Cinque stelle a cinque punte

7 maggio 558, a Costantinopoli crolla la cupola dell’Hagia Sophia. 7 maggio 2008, Berlusconi riceve l’incarico di formare il suo quarto governo. 7 maggio 2012: crolla la cupola berlusconiana col voto alle amministrative. E’ il Bunga bunga senza vaselina ai partiti e alla Seconda Repubblica quello andato in scena nelle urne per le elezioni comunali. Non ci sono più scuse, ormai per i cosiddetti malpancisti deI Pdl o della Lega. Il sofferto mal di “Pansa” ha evacuato quella che Beppe Grillo definisce diarrea politica. La purga è stata il Movimento cinque stelle. Il lassativo sono stati gli elettori travolti dalla crisi economica, divenuti allergici ai tesorieri di partito, alle lauree comprate agli antipodi della Padania, ai lingotti d’oro, alle prostitute nelle istituzioni “che si fanno toccare da Silvio” e agli ABC su Twitter.

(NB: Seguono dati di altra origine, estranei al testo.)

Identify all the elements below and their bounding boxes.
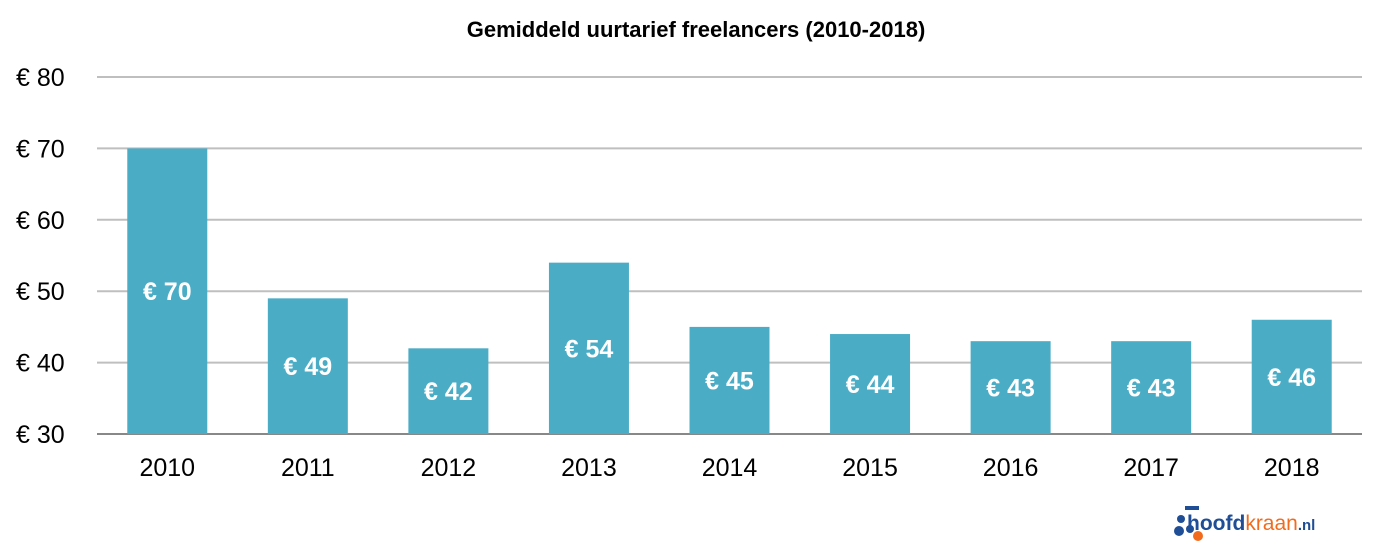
x-tick-label: 2014	[702, 454, 758, 482]
y-tick-label: € 60	[16, 207, 65, 235]
x-tick-label: 2011	[281, 454, 335, 482]
data-label: € 44	[846, 371, 895, 399]
y-tick-label: € 40	[16, 350, 65, 378]
bars: € 70 € 49 € 42 € 54 € 45 € 44 € 43 € 43 € 46	[127, 148, 1332, 434]
chart-title: Gemiddeld uurtarief freelancers (2010-20…	[467, 17, 926, 42]
x-tick-label: 2016	[983, 454, 1039, 482]
data-label: € 42	[424, 378, 473, 406]
data-label: € 70	[143, 278, 192, 306]
bar	[689, 326, 770, 434]
logo-text-accent: kraan	[1245, 512, 1298, 535]
logo-drop	[1177, 515, 1185, 523]
y-tick-label: € 80	[16, 64, 65, 92]
logo-text-main: hoofd	[1187, 512, 1245, 535]
data-label: € 43	[986, 375, 1035, 403]
bar	[1251, 319, 1332, 434]
logo-drop	[1193, 531, 1203, 541]
y-tick-label: € 50	[16, 278, 65, 306]
y-tick-label: € 30	[16, 421, 65, 449]
data-label: € 49	[283, 353, 332, 381]
svg-text:hoofdkraan.nl: hoofdkraan.nl	[1187, 512, 1315, 535]
x-tick-label: 2017	[1123, 454, 1179, 482]
data-label: € 45	[705, 367, 754, 395]
hoofdkraan-logo: hoofdkraan.nl	[1174, 506, 1315, 541]
y-axis: € 30 € 40 € 50 € 60 € 70 € 80	[16, 64, 65, 449]
x-tick-label: 2018	[1264, 454, 1320, 482]
x-axis: 2010 2011 2012 2013 2014 2015 2016 2017 2018	[139, 454, 1319, 482]
bar	[408, 348, 489, 434]
bar	[548, 262, 629, 434]
bar	[830, 334, 911, 434]
bar	[1111, 341, 1192, 434]
bar	[267, 298, 348, 434]
x-tick-label: 2015	[842, 454, 898, 482]
x-tick-label: 2010	[139, 454, 195, 482]
logo-text-tld: .nl	[1298, 517, 1316, 534]
data-label: € 43	[1127, 375, 1176, 403]
data-label: € 54	[565, 335, 614, 363]
bar	[970, 341, 1051, 434]
x-tick-label: 2012	[421, 454, 477, 482]
x-tick-label: 2013	[561, 454, 617, 482]
logo-drop	[1186, 525, 1194, 533]
y-tick-label: € 70	[16, 135, 65, 163]
logo-tap-icon	[1185, 506, 1199, 510]
data-label: € 46	[1267, 364, 1316, 392]
logo-drop	[1174, 526, 1184, 536]
bar	[127, 148, 208, 434]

Non hanno più scuse ma si sforzano di inventarle, gli scribacchini travestiti da giornalisti pagati dai contributi all’editoria resi legali dall’antipolitica. Leggerli oggi è uno spasso: si va da Renato Manheimer che si chiede spaesato “da chi arrivano i voti a Grillo nel generale fuggi-fuggi dalla politica“, alla prima del Corriere, dove Massimo Franco scrive con massima franchezza che “l’affermazione del M5s è imprevista“. Un Franco ribaltato rispetto al 2009, quando pontificava sul “comicopredicatore Grillo che vuole togliersi dalle scatole Andreotti, Berlusconi, Napolitano e Letta nell’illusione collettiva di un radicalismo che non capisce come la demonizzazione degli avversari contribuisce a renderli eterni...”. Anche Fabrizio Roncone (uno che voleva sapere dall’avv. On. Ghedini se Berlusconi fosse impotente benché l’Unità parlasse di “sgraditi rapporti anali al bunga bunga“), narra il clima in casa Grillo durante lo spoglio delle schede nelle vesti di un’improbabile e invisibile mosca (o Vespa). Racconta di un “furbo capopopolo che sghignazza eccitato” sforzandosi di ridicolizzare il risultato del M5s degno di un miglior Macioce o Facci. Umberto Rosso sulla progressista Repubblica rimane ancorato ai “grillini vera novità che dimostra quanto soffi forte ormai in Italia il vento dell’antipolitica” e dipinge “il Pd primo partito sulla scena nazionale” senza dire che in realtà, fra tutti i partiti, il Pd ha soltanto perso meno voti degli altri.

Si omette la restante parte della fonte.